Грамота снова развернулась перед его птичьим клювом, но в руки ему её Олянка не отдавала.
— Да, всё верно, — перечитав, уныло подтвердил он. — Но, быть может, вы смилостивитесь и позволите оставить хотя бы четверть для наших нужд? В противном случае нам придётся просить помощи у других частей войска.
А это значило, что им подвезут припасы, награбленные у других людей. И кому-то в другом месте будет хуже.
— Хорошо, — сказала Олянка. — Четверть можете оставить себе, но три четверти извольте вернуть людям!
Шальная мысль озарила её: а не могли ли костяшки подделать приказ о том, чтобы навии покинули город совсем?! Она украдкой вынула молвицу из мешочка, но ничего не произошло. Сердце разочарованно упало. Значит, костяшки не всемогущие, хотя и очень полезные и чудотворные.
— Раскатала губу, — усмехнулась Куница на обратном пути, когда Олянка поделилась с ней своим открытием. — Думала, что войну прекратишь? Раз — и всё? Ага, держи карман шире. Видать, даже Бабушка не всё может. Радуйся, что хоть это дельце выгорело!
Весь остаток дня горожане с удивлением принимали у себя телеги с их же собственными запасами. Да, вернули не всё, но теперь людям хотя бы не грозил голод, а вот навиям предстояло подтянуть пояса на урезанном пайке.
— Ох, это что ж, хлебушек? — со слезами радости причитала матушка, когда и к ним во двор заехала телега, гружённая съестным. — Ох, да тут и масло, и пшено, и соль! И даже мёд вернули! Олянушка, да как же тебе это удалось?!
Ужин по меркам военного времени вышел добротный, но всё ж припасы следовало беречь — не набивать живот до отказа, есть вполсыта, растягивать. Олянка с Куницей, не желая обременять семью, перекусили своим сушёным мясом, чуть размоченным в кипятке, и орехами. Матушка принялась их потчевать, но Олянка твёрдо отказалась.

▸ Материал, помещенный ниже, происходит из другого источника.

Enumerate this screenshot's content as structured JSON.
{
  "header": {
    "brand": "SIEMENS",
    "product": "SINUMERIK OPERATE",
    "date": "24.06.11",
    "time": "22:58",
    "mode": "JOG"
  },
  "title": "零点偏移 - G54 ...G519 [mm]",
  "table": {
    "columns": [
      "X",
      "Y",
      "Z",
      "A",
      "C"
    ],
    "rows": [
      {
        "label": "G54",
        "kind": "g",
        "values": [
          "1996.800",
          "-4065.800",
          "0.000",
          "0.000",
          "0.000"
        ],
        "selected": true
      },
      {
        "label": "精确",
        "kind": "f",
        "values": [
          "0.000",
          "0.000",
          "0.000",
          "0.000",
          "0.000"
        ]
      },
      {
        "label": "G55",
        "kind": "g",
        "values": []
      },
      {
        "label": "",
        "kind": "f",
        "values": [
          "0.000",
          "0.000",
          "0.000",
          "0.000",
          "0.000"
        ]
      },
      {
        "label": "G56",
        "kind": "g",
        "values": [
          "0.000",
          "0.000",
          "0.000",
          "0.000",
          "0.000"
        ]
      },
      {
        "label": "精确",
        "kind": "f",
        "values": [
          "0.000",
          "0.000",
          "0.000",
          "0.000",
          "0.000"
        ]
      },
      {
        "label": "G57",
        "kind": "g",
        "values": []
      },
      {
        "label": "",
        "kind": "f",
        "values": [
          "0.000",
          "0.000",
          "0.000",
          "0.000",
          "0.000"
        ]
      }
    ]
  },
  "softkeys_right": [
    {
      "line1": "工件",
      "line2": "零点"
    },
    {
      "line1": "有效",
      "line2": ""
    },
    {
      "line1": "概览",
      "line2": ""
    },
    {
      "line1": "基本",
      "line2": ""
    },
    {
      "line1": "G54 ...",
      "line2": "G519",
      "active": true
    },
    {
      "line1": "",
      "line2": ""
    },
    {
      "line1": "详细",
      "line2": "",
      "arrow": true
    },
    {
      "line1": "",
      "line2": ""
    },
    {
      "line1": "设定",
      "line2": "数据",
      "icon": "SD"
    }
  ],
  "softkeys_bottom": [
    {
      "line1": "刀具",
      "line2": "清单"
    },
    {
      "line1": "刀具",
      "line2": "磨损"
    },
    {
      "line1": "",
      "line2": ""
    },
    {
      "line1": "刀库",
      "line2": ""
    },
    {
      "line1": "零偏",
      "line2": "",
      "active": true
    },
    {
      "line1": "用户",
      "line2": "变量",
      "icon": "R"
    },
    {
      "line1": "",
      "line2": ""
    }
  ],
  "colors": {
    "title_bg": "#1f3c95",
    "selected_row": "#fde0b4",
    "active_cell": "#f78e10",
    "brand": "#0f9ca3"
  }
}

— Не беспокойся, мы сами себя прокормить можем, родная. Ещё и вам пособим.
К полуночи хворая сестрёнка пришла в себя и попросила есть. Матушка тихо роняла слёзы радости, кормя её с ложки жиденькой пшённой кашей с сушёными ягодами.
— Коли есть хочет — значит, поправляется...
Утром Доставе дали ещё снадобья. Горькое оно было, с кровяным привкусом, да зато недуг прогоняло. Испугалась хворь силы его лесной и побежала прочь. К полудню девочка сама с печной лежанки слезла и прижалась к Олянке.
— Я не боюсь тебя, сестрица, хоть ты и оборотень. Любимко о тебе хорошие слова говорил... А он столько всего знает, такой умный да учёный! Значит, так оно и есть.